We live in a row of six townhouses, pretty nice rentals, owned by a carpenter in Dublin. We’ve lived here almost five years now, and Ali and James (and their daughter Sylvie) have been here at least three of those years. Ali had been close friends with Kellie in college, and when the unit next door opened up, Kellie got them in there. They’re now two of our closest friends; the same goes for Manny and Sylvie. We’ve had the greatest balance of nearby company without ever being in each other’s faces. Sometimes, like in the dead of winter, we might go a couple weeks without seeing one another. But so often we could stop and chat on the front steps or in the backyard, have impromptu barbecues, let the kids run around together with sparklers, share a pitcher or three of margaritas — occasionally even solve the problems of the town over one of those pitchers.
It’s just been a hell of a run. The loss of this wonderful dynamic makes me wonder if our time here is also up, if this isn’t perhaps a sign of a broader trend that includes us, too. Maybe it’s time to move on. We’ll see. The feeling that it might be time to move on is one I’ve been getting for various reasons in multiple areas of my life — although I’m experienced enough at getting such signs to know not to jump at any of them. Some of them are almost certainly true, and I need to figure out which ones and act accordingly, but some of them only look that way. They’re going to turn out to be something else.
Funny thing is, they’re really only moving upriver a little ways, on the 202 side. It’s walkable. But I’ll miss them being through the wall. Now there will be a stranger there. Can’t stop the changes, though!
Ali and James — thanks for the good times and the wonderful run. You really are the best neighbors I have ever had. Let’s all wish them tremendous blessings on the new house.
I’ve been listening to a lot of great music. There was Budos Band and The Hobbit soundtrack in the Blue Ridge mountains, Dave Matthews Band (yes and I don’t care) in South Carolina beer country, a new album from the Felice Brothers, a rotating stable of Daptones Records artists like the Frightnrs and Naomi Shelton and the Gospel Queens, not to mention a whole bunch of Bob Dylan for his birthday. Then for Memorial Day it seemed obvious that I would have to play The Band; I even wore my “Wait a Minute Chester” t-shirt that day.
But then I happened to put on a little Jerry Garcia Band, as tends to be my custom in summertime, and I just got floored by what that guy could do. After all these years, all these hours listening, it’s still — wow, what the fuck is he doing, man, Jesus Christ, Jerry!

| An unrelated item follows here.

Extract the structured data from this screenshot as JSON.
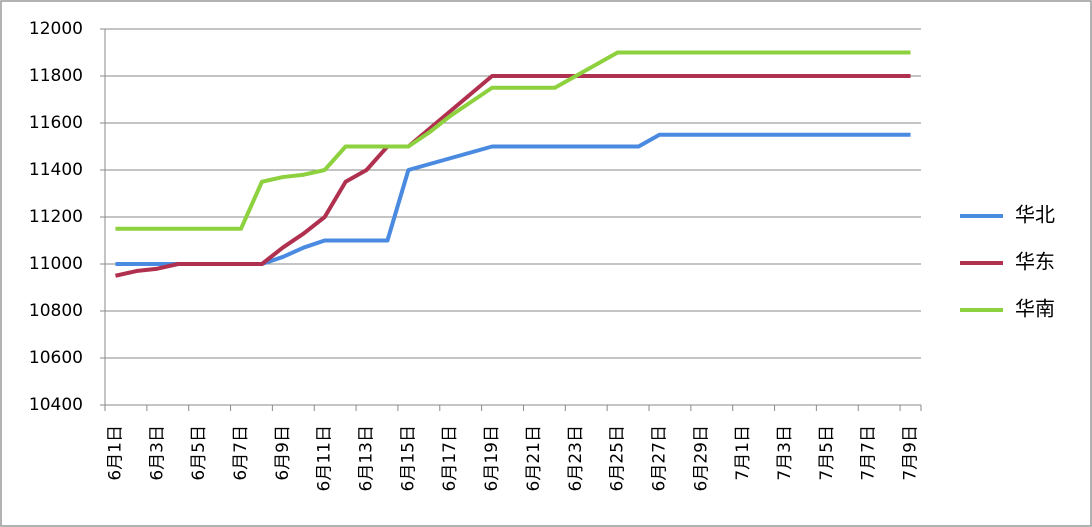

Since we’re talking about the Dead (again), you should really read this GQ feature on Bobby. So much respect for this dude and the life he’s lived. It’s weird that he doesn’t like to trip.
And I mean why stop there? Last thing — Dead and Company begins its summer tour tomorrow. Though I hope to listen to and/or watch many live streams (hashtag couch tour), we have decided to actually sit this one out.
I expected my feelings on this to be more mixed than they are. I’m actually comfortable with the decision. Part of me will certainly wish to be there, but this year seemed like the one to take off. By the time the next tour comes around, I will be fresh and excited again, instead of feeling put out by the expenses and arrangements necessary to make a show happen.
Rumor has it they’ll be back in the Garden in November — site of my favorite show to date (unless my favorite was Fenway, but we can debate that another day). If true, I’ll make my triumphant return then, no doubt wearing a new outfit and accompanied by a proper gang.
For all those heading out on tour or even just preparing for the couch tour: many blessings be upon you. May this be the greatest tour yet. May the energy sparkle and touch us all.